Tremewan doubts whether many people are aware of how close the South Island came to being French. Had the French naval ship Aube followed its instructions and sailed straight to Akaroa, rather than stopping at the Bay of Islands in 1840, he says the world created in Le Sud might well have come about.

In 1838, Jean Francois Langlois, captain of the whaling ship Cachalot, persuaded some Banks Peninsula Maori to sign a land deed. Back in France the following year, he obtained government backing to make "Southern New Zealand" a French colony. This was to include Stewart Island and the Chathams, as well as all of the South Island.

Early in 1840, the Comte de Paris set off with nearly 60 settlers to start the colony.
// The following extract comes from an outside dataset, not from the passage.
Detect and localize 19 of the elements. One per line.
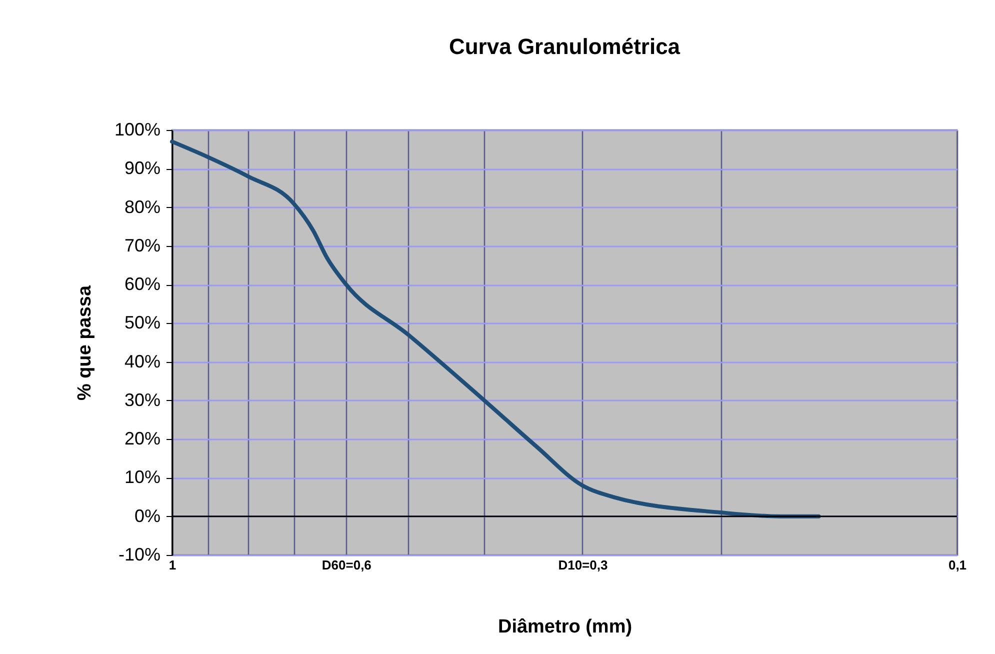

A corvette, the Aube, would ensure that French interests were looked after. However, while the two French ships were still on their way, Lieutenant-Governor William Hobson sent a copy of the Treaty of Waitangi to the South Island, obtaining the signatures of a number of leading Maori chiefs, including Iwikau and Tikao who signed at Akaroa on May 30.

This allowed Hobson to declare British sovereignty over the South Island on the grounds of cession by the Maori. Unfortunately for the French, the Aube decided to call at the Bay of Islands before going to the South Island. This meant that they met Hobson and discussed sovereignty.

The French could not declare the South Island as their colony without confronting the British who had military reinforcements close by in Australia.

However, the French set up a naval station at Akaroa that lasted six years and nearly all of the settlers stayed on, creating a little bit of France Downunder. Plans for systematic emigration were abandoned.

"If the French had gone direct to Akaroa, instead of calling at the Bay of Islands, and especially if they had arrived in May 1840, rather than July, the British would have had quite a job dislodging them," says Tremewan.

"There were few Maori in the South Island at the time and no significant British settlements - Christchurch, Dunedin and Nelson came later - so for a short time Akaroa was the biggest European settlement there.

"The look of the world would certainly have been different if a few million French settlers had arrived. They were planning a convict settlement in the Chatham Islands, and perhaps some off-shore island could have eventually become the site of their nuclear tests.

"When the New Zealand venture failed, they were forced to take up their second option, the Marquesas Islands and Tahiti, which were much less suited to settlement. But two of the naval captains stationed at Akaroa became governors in Tahiti."

Coincidentally, it was Tremewan's brother, Philip, who commissioned Le Sud for the Wanaka Festival while the Auckland Theatre Company's Literary Unit, along with director Raymond Hawthorne, helped Armstrong with the script's development.

Given the relationship, Tremewan was quick to see the play: "It's a lively play which knowingly uses a lot of stereotypes and that is its strength. It's just very, very funny."

Armstrong used French Akaroa: an attempt to colonise southern New Zealand as one of several references but says most of the ideas came from his own musings. His thoughts developed more quickly when he saw a play by 18th century comic dramatist Moliere, dubbed the French Shakespeare.

"I thought about how different our literary traditions might be and then I started thinking about sport: Sir Richard Hadlee as a petanque player. I liked the idea of writing and making jokes in three languages - English, French and Maori - even though I am only fluent in English."

Describing himself as "an equal-opportunity satirist", Armstrong alters the script to make it more relevant for each city Le Sud is performed in. He says Aucklanders should expect lots of Super City jokes and quips about Rodney Hide flying his girlfriend round the world.